Orphans jokes
Orphans are the best targets for bullying, since who are they gonna cry to? Their parents?
What's the difference between an orphan and a vegetable?
The vegetable gets picked.
Why do orphans have to have customized phones? Because there aren't home buttons.
New Teacher: I was an orphan as a kid.
Students: Damn.
Teacher: Is anyone missing?
Students: Your parents!
Q: Why do orphans love boomerangs?
A: Because they actually come back.
Why do orphans suck at GTA? Because they don't know how to be wanted.
What do you call an orphan family tree?
A tree stump.
What is an orphan's least favorite TV show?
Family Feud.
Why do orphans commit crimes?
So they can be wanted for once.
Where does an orphan come from?
Daddy getting milk.
What’s the difference between an apple and an orphan?
The apple gets picked.
What's the difference between an orphan and an apple tree?
Apples get picked.
Why did the Orphan go to church?
To call someone father.
Why can’t you kidnap an orphan?
Because you can’t steal what was never wanted in the first place.

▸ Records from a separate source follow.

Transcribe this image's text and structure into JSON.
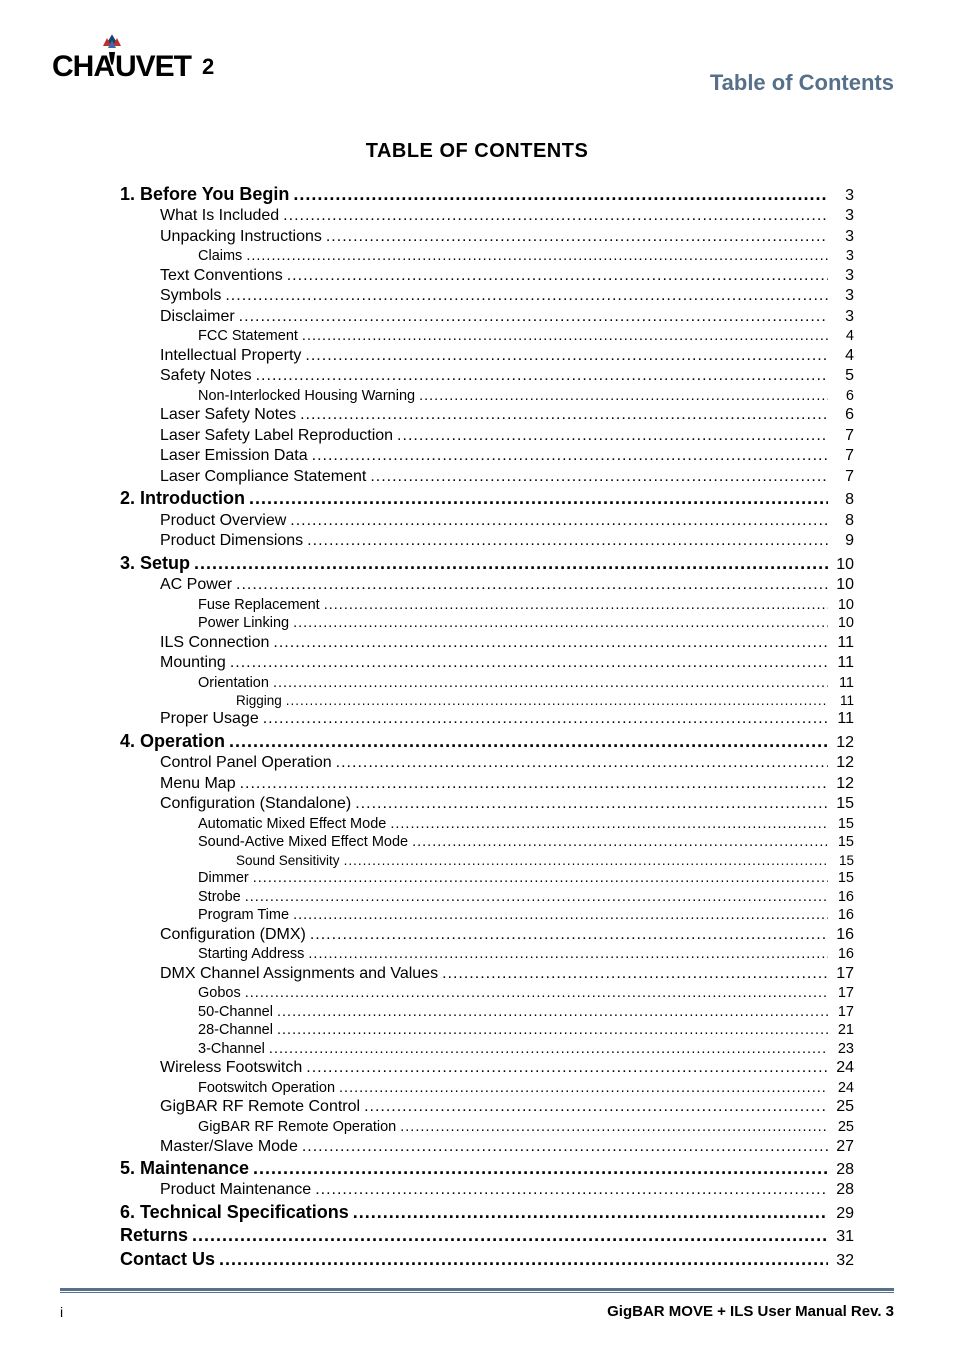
{
  "brand": "CHAUVET",
  "header_right": "Table of Contents",
  "main_title": "TABLE OF CONTENTS",
  "footer": {
    "left": "i",
    "right": "GigBAR MOVE + ILS User Manual Rev. 3"
  },
  "colors": {
    "accent": "#56708a",
    "text": "#000000",
    "bg": "#ffffff"
  },
  "toc": [
    {
      "level": 0,
      "label": "1. Before You Begin",
      "page": "3"
    },
    {
      "level": 1,
      "label": "What Is Included",
      "page": "3"
    },
    {
      "level": 1,
      "label": "Unpacking Instructions",
      "page": "3"
    },
    {
      "level": 2,
      "label": "Claims",
      "page": "3"
    },
    {
      "level": 1,
      "label": "Text Conventions",
      "page": "3"
    },
    {
      "level": 1,
      "label": "Symbols",
      "page": "3"
    },
    {
      "level": 1,
      "label": "Disclaimer",
      "page": "3"
    },
    {
      "level": 2,
      "label": "FCC Statement",
      "page": "4"
    },
    {
      "level": 1,
      "label": "Intellectual Property",
      "page": "4"
    },
    {
      "level": 1,
      "label": "Safety Notes",
      "page": "5"
    },
    {
      "level": 2,
      "label": "Non-Interlocked Housing Warning",
      "page": "6"
    },
    {
      "level": 1,
      "label": "Laser Safety Notes",
      "page": "6"
    },
    {
      "level": 1,
      "label": "Laser Safety Label Reproduction",
      "page": "7"
    },
    {
      "level": 1,
      "label": "Laser Emission Data",
      "page": "7"
    },
    {
      "level": 1,
      "label": "Laser Compliance Statement",
      "page": "7"
    },
    {
      "level": 0,
      "label": "2. Introduction",
      "page": "8"
    },
    {
      "level": 1,
      "label": "Product Overview",
      "page": "8"
    },
    {
      "level": 1,
      "label": "Product Dimensions",
      "page": "9"
    },
    {
      "level": 0,
      "label": "3. Setup",
      "page": "10"
    },
    {
      "level": 1,
      "label": "AC Power",
      "page": "10"
    },
    {
      "level": 2,
      "label": "Fuse Replacement",
      "page": "10"
    },
    {
      "level": 2,
      "label": "Power Linking",
      "page": "10"
    },
    {
      "level": 1,
      "label": "ILS Connection",
      "page": "11"
    },
    {
      "level": 1,
      "label": "Mounting",
      "page": "11"
    },
    {
      "level": 2,
      "label": "Orientation",
      "page": "11"
    },
    {
      "level": 3,
      "label": "Rigging",
      "page": "11"
    },
    {
      "level": 1,
      "label": "Proper Usage",
      "page": "11"
    },
    {
      "level": 0,
      "label": "4. Operation",
      "page": "12"
    },
    {
      "level": 1,
      "label": "Control Panel Operation",
      "page": "12"
    },
    {
      "level": 1,
      "label": "Menu Map",
      "page": "12"
    },
    {
      "level": 1,
      "label": "Configuration (Standalone)",
      "page": "15"
    },
    {
      "level": 2,
      "label": "Automatic Mixed Effect Mode",
      "page": "15"
    },
    {
      "level": 2,
      "label": "Sound-Active Mixed Effect Mode",
      "page": "15"
    },
    {
      "level": 3,
      "label": "Sound Sensitivity",
      "page": "15"
    },
    {
      "level": 2,
      "label": "Dimmer",
      "page": "15"
    },
    {
      "level": 2,
      "label": "Strobe",
      "page": "16"
    },
    {
      "level": 2,
      "label": "Program Time",
      "page": "16"
    },
    {
      "level": 1,
      "label": "Configuration (DMX)",
      "page": "16"
    },
    {
      "level": 2,
      "label": "Starting Address",
      "page": "16"
    },
    {
      "level": 1,
      "label": "DMX Channel Assignments and Values",
      "page": "17"
    },
    {
      "level": 2,
      "label": "Gobos",
      "page": "17"
    },
    {
      "level": 2,
      "label": "50-Channel",
      "page": "17"
    },
    {
      "level": 2,
      "label": "28-Channel",
      "page": "21"
    },
    {
      "level": 2,
      "label": "3-Channel",
      "page": "23"
    },
    {
      "level": 1,
      "label": "Wireless Footswitch",
      "page": "24"
    },
    {
      "level": 2,
      "label": "Footswitch Operation",
      "page": "24"
    },
    {
      "level": 1,
      "label": "GigBAR RF Remote Control",
      "page": "25"
    },
    {
      "level": 2,
      "label": "GigBAR RF Remote Operation",
      "page": "25"
    },
    {
      "level": 1,
      "label": "Master/Slave Mode",
      "page": "27"
    },
    {
      "level": 0,
      "label": "5. Maintenance",
      "page": "28"
    },
    {
      "level": 1,
      "label": "Product Maintenance",
      "page": "28"
    },
    {
      "level": 0,
      "label": "6. Technical Specifications",
      "page": "29"
    },
    {
      "level": 0,
      "label": "Returns",
      "page": "31"
    },
    {
      "level": 0,
      "label": "Contact Us",
      "page": "32"
    }
  ]
}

Orphans always dip their Oreos in water, hoping their dad comes back with the milk.
Why did the orphan eat cereal with water?
Their dad did not come home with the milk.
Why can't orphans be gay? They don't have a closet to come from.
Why are orphans good at dodgeball?
They can dodge adoptions.
What does the "f" stand for in orphan?
Family.
What's an orphan's favorite Roblox game? Adopt Me.